Slow Learning

The not-so-secret secret behind the standardized test is that it is in effect the fast-food of learning and assessment. Everything from the SAT to the “Race to the Top” tests have their roots in the same economic and social desire to deliver a product as cheaply and efficiently as possible to as many people as possible. In the food industry it can only be called successful if you ignore the resulting obesity epidemic. In education, it can only be called successful if you ignore the deepening social inequities.

One solution to fast food, to keep the metaphor alive, is called the slow food movement. The idea seems simple: try not to do much to your food before you eat it. Don’t cook it too much; don’t raise it too far away. It’s an old-fashioned, almost pre-modern idea: don’t eat too much meat and do eat lots of fruit and vegetables grown nearby. If we had a government willing to pass laws and regulations to encourage it, it would engender a slow revolution in just about every part of our lives.

As it turns out, as at least one high school has shown, writing can be thought of as a kind of slow learning analogous to slow food that can replace the empty calories of the standardized test. The key is to integrate writing thoroughly into the curriculum, using it both as way to tie seeming disparate subjects together and to reinforce knowledge. Just like slow food, the idea is old-fashioned, if not pre-modern. It’s a much more individualized, personal process, a richer, and so more effective non-standardized assessment.

The Common Application

Given our nominal democratic ideals of ever-expanding college access, we ought to be a more and more reason-based society. As the recent elections shows, nothing could be farther from the truth. I think one good reason that our politics have become so profoundly anti-intellectual– often counter-factual if not paranoid– is that our higher education system is so focused on what a recent Chronicle of Higher Education article called “institutional self-interest.

It’s the all too visible hand of the market. Decades of attacks on federal funding in general, and on higher education in particular, have helped to produce a hyper-competitive administrative culture bent on a cutting costs by shrinking full time employment and increasing revenues through expanded marketing. Whatever the drawback of the traditional liberal arts system, and there were many, it at least promoted the ideal of substantive learning.

Mass-marketing can’t focus on the personally transformative, difficult work of learning. It promotes the “college lifestyle”– a sentimentalized image more directed at parents than students. Perhaps this baby-boomer nostalgia is inescapable. The real damage is deeper: the undermining of full time employment and resulting loss of academic freedom of speech. If we don’t promote challenging thinking, we don’t get it, especially in elections.

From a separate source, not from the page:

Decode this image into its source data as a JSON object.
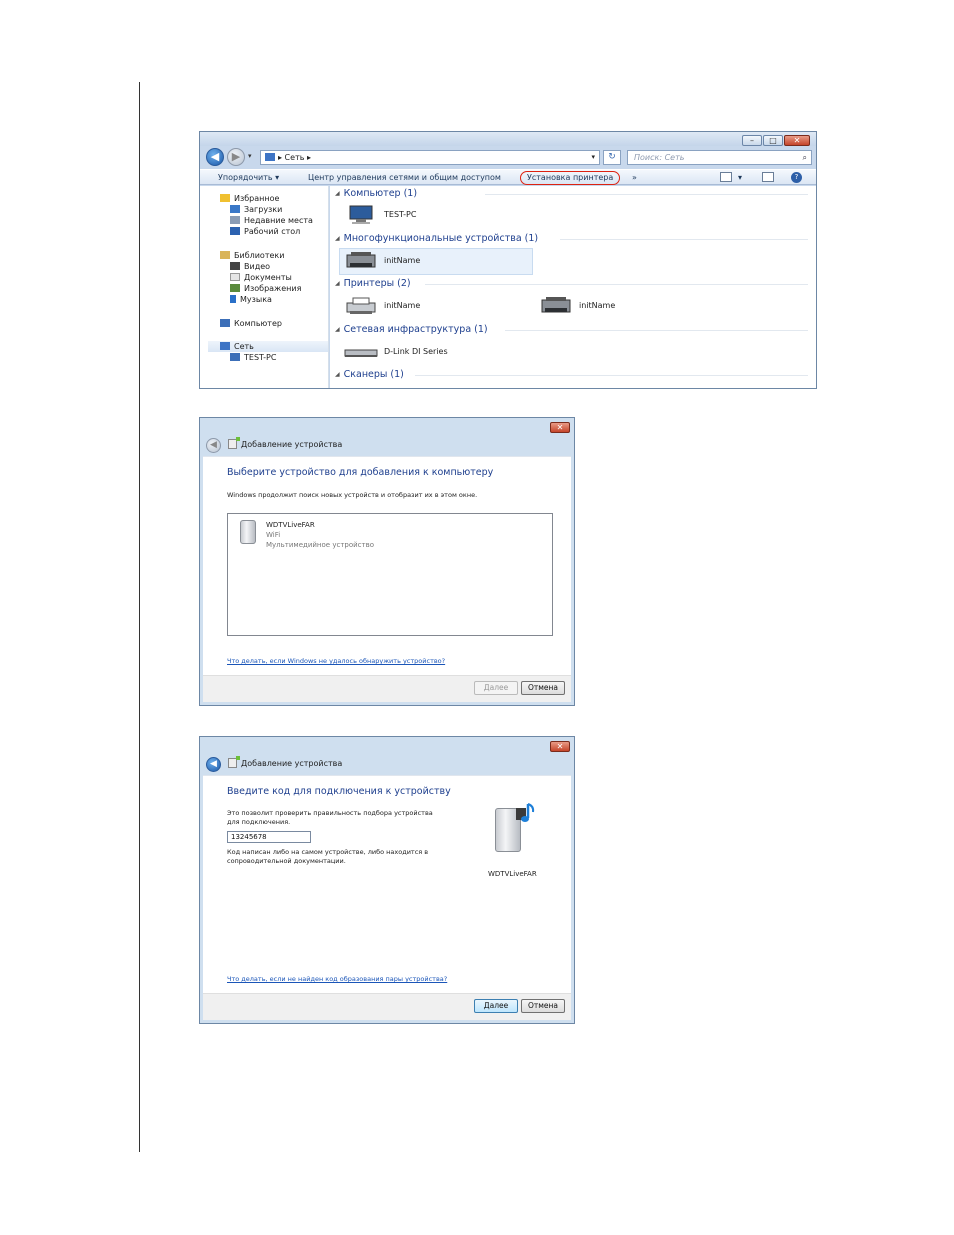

Meet the New Boss / Same as the Old Boss

I won’t mince words. I think that the Tea Party is, in essence, David Duke’s KKK reborn. It’s anti-intellectual, sexist, xenophobic, and racist. It’s the ugliest side of U.S. culture and politics, and it could only have arisen to such prominence because of profound American paranoia about the decline of white patriarchal culture. All that said, it’s hard to figure out if they are going to have any impact on education. There’s an interesting pair of articles in the Washington Post (here and here) that illustrates the dilemma nicely.

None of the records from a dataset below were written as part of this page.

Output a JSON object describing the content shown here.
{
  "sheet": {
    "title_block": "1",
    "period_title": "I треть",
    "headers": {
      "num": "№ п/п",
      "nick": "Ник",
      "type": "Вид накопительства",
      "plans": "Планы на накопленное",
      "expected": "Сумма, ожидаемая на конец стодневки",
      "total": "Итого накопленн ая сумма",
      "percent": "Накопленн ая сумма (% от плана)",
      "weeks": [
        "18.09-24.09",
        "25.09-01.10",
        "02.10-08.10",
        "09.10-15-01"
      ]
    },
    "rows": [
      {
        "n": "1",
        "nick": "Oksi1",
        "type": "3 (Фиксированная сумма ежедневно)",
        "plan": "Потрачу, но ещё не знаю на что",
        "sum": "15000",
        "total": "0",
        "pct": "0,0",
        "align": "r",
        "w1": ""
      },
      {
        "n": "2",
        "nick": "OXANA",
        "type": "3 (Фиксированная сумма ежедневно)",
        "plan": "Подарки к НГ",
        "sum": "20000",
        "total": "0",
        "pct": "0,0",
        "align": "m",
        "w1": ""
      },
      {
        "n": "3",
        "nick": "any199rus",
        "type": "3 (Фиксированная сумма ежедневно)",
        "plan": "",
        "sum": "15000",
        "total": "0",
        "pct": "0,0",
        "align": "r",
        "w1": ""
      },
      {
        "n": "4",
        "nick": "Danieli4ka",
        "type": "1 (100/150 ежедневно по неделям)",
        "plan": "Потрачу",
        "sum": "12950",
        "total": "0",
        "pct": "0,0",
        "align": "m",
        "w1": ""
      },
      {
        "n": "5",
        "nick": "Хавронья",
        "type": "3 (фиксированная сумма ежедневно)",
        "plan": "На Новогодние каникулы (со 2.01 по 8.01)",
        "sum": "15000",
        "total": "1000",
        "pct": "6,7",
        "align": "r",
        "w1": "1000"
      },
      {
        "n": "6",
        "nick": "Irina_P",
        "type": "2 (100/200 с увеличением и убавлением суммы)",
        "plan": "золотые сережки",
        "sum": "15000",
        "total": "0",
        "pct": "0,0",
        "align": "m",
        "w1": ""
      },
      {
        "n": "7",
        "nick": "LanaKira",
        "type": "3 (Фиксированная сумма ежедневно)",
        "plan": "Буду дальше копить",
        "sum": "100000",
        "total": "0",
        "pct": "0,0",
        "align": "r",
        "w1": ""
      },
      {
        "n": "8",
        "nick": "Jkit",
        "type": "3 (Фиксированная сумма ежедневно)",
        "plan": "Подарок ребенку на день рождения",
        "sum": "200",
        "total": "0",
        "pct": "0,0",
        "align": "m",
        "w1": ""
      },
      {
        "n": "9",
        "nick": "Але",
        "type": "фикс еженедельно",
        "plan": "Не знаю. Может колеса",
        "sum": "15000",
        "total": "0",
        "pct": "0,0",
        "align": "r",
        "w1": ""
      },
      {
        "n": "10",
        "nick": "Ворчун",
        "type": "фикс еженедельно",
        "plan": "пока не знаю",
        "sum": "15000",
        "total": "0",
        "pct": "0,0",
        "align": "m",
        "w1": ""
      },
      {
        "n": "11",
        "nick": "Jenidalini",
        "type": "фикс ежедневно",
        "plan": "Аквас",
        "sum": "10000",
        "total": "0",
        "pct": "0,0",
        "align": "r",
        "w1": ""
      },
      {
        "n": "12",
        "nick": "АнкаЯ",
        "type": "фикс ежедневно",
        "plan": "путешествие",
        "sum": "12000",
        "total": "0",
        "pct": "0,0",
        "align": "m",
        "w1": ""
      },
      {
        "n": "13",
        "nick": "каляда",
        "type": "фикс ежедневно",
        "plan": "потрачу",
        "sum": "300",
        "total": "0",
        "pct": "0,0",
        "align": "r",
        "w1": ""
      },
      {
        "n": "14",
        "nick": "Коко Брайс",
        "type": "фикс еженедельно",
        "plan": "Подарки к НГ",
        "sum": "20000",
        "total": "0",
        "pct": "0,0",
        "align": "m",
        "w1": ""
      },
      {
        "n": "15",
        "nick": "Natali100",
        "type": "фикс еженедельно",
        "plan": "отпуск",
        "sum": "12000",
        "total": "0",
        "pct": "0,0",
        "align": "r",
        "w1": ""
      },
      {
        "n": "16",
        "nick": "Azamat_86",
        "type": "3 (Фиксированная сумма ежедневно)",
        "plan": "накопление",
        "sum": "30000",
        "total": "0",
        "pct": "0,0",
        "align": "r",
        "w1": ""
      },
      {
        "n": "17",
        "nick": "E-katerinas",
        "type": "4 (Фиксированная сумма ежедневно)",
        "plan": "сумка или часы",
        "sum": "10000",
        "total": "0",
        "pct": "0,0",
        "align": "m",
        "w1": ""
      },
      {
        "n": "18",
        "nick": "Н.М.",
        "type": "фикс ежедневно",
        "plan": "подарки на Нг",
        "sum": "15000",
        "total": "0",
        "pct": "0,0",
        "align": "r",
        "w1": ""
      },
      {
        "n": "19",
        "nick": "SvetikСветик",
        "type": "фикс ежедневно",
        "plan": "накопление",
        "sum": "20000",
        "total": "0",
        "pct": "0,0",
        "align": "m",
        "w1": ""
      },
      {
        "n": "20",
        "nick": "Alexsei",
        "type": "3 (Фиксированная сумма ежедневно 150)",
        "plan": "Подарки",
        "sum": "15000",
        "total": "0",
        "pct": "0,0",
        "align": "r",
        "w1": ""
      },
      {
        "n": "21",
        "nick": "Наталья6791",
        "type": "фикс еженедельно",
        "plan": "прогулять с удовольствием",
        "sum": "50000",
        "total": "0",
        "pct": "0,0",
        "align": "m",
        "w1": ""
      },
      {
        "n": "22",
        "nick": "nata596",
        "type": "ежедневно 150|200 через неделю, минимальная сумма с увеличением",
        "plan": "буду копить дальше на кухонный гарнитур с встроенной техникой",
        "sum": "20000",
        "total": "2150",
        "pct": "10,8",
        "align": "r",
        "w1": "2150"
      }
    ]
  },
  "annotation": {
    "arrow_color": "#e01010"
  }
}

I think that the future of education is very much up in the air, not least because the Obama administration has long embraced a very conservative agenda rooted in a reactionary Cerberusian program: a desire to break the teachers’ unions, to force pedagogy into the narrow box of the standardized test, and to privatize huge swaths of the public education system. If this were simply a matter of the Republicans gaining power, then the old No Child Left coalition would simply keep thing going in the same direction they’ve been going.

The Tea Party, though, is a wild card. To start, at least in theory they are against any federal intervention in the public school system. Will they vote for an expensive program like “Race to the Top“? They are also in favor of cuts in government programs in general, which is likely going to lead to mass lay offs, particularly in education. They want tax cuts, even for the very wealthy, which could lead to calls for more program cuts and more lay offs. It’s a recipe for disaster for conservatives. Republicans have got some thinking to do.